Functional data analysis

Functional data analysis was performed using Matlab. Before data analysis, other hemodynamic (derivative) components, such as HbT and sO2, were first calculated voxel-wise via HbT = HbO + HbR and sO2 = HbO/HbT. Then, OAT and fMRI data were realigned, coregistered and resliced with the SPM12 software38. To show the responses to the breathing gas stimulation paradigm, different ROIs with a volume size of 0.4 mm × 0.4 mm × 0.4 mm were selected across the mouse brain from the multiparametric data acquired by OAT and fMRI. Fractional signal changes in each hemodynamic component were calculated by ΔS/S = (S(t) – BL)/BL where BL was calculated as the mean value during the first 3 min baseline recording.
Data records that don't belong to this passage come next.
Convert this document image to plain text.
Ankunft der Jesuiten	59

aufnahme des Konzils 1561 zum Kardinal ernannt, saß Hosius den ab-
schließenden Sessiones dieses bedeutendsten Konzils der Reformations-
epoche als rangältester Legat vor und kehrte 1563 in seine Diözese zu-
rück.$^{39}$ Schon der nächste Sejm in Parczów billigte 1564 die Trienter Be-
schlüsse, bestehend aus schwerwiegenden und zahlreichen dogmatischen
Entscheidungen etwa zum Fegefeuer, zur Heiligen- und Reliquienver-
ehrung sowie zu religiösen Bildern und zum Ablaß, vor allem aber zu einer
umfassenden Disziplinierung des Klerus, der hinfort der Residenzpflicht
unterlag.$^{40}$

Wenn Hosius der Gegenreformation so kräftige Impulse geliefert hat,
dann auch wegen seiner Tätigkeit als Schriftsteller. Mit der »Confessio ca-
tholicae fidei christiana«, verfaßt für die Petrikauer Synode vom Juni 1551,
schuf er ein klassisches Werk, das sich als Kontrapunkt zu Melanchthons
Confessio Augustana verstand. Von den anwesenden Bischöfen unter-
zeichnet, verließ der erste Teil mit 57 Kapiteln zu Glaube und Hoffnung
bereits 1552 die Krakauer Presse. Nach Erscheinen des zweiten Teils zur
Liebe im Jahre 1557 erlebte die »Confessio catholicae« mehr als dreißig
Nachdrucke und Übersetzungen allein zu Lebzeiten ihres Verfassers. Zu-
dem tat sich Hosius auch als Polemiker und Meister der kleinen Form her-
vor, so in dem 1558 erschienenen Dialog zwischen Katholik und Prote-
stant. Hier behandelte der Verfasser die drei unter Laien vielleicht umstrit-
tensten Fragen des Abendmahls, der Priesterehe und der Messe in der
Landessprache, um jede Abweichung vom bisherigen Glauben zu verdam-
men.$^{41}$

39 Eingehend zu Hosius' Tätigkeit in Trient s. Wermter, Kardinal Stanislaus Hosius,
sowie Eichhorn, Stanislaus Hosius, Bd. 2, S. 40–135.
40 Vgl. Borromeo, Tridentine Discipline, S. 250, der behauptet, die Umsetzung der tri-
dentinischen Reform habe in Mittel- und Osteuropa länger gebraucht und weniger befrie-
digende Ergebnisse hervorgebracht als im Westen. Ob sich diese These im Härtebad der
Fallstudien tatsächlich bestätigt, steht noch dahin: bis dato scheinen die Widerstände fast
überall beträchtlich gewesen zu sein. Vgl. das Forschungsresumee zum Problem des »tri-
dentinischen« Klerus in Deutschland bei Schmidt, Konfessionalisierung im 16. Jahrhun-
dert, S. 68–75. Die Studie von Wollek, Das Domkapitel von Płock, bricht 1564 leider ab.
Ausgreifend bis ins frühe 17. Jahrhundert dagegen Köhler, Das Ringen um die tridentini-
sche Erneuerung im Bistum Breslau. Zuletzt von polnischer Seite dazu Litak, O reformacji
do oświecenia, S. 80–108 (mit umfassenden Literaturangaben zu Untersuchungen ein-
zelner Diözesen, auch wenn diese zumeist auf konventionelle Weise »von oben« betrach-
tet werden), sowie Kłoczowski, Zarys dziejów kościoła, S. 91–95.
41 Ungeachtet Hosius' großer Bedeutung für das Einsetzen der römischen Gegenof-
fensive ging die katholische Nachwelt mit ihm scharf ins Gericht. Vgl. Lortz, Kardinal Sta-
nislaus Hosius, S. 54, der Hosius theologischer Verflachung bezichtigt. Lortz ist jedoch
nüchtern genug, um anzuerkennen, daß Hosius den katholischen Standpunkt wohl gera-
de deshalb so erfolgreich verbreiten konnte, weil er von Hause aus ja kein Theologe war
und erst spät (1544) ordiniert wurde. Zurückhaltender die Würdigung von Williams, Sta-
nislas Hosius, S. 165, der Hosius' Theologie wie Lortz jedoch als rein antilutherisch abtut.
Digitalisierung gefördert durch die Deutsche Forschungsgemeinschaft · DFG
A Butterworth lowpass filter with a normalized half-power frequency of 0.15 was applied to each signal profile to display a smooth response curve. For statistics, the response amplitude of each hemodynamic component was calculated as the maximum absolute fractional signal change in each stimulation cycle for all three mice, each receiving three oxygen stimulation cycles. Mean values and their corresponding standard deviations were thus calculated from a group of nine data points for each component in each ROI. Data were shown with the boxplot function in Matlab.

Statistical analysis

Statistical analysis was performed with Matlab. The significance of signal changes between HbR/HbO/HbT/sO2 and BOLD was tested with a two-sample two-tailed t-test across nine stimulation cycles from three mice. Statistical significance was set at p < 0.05.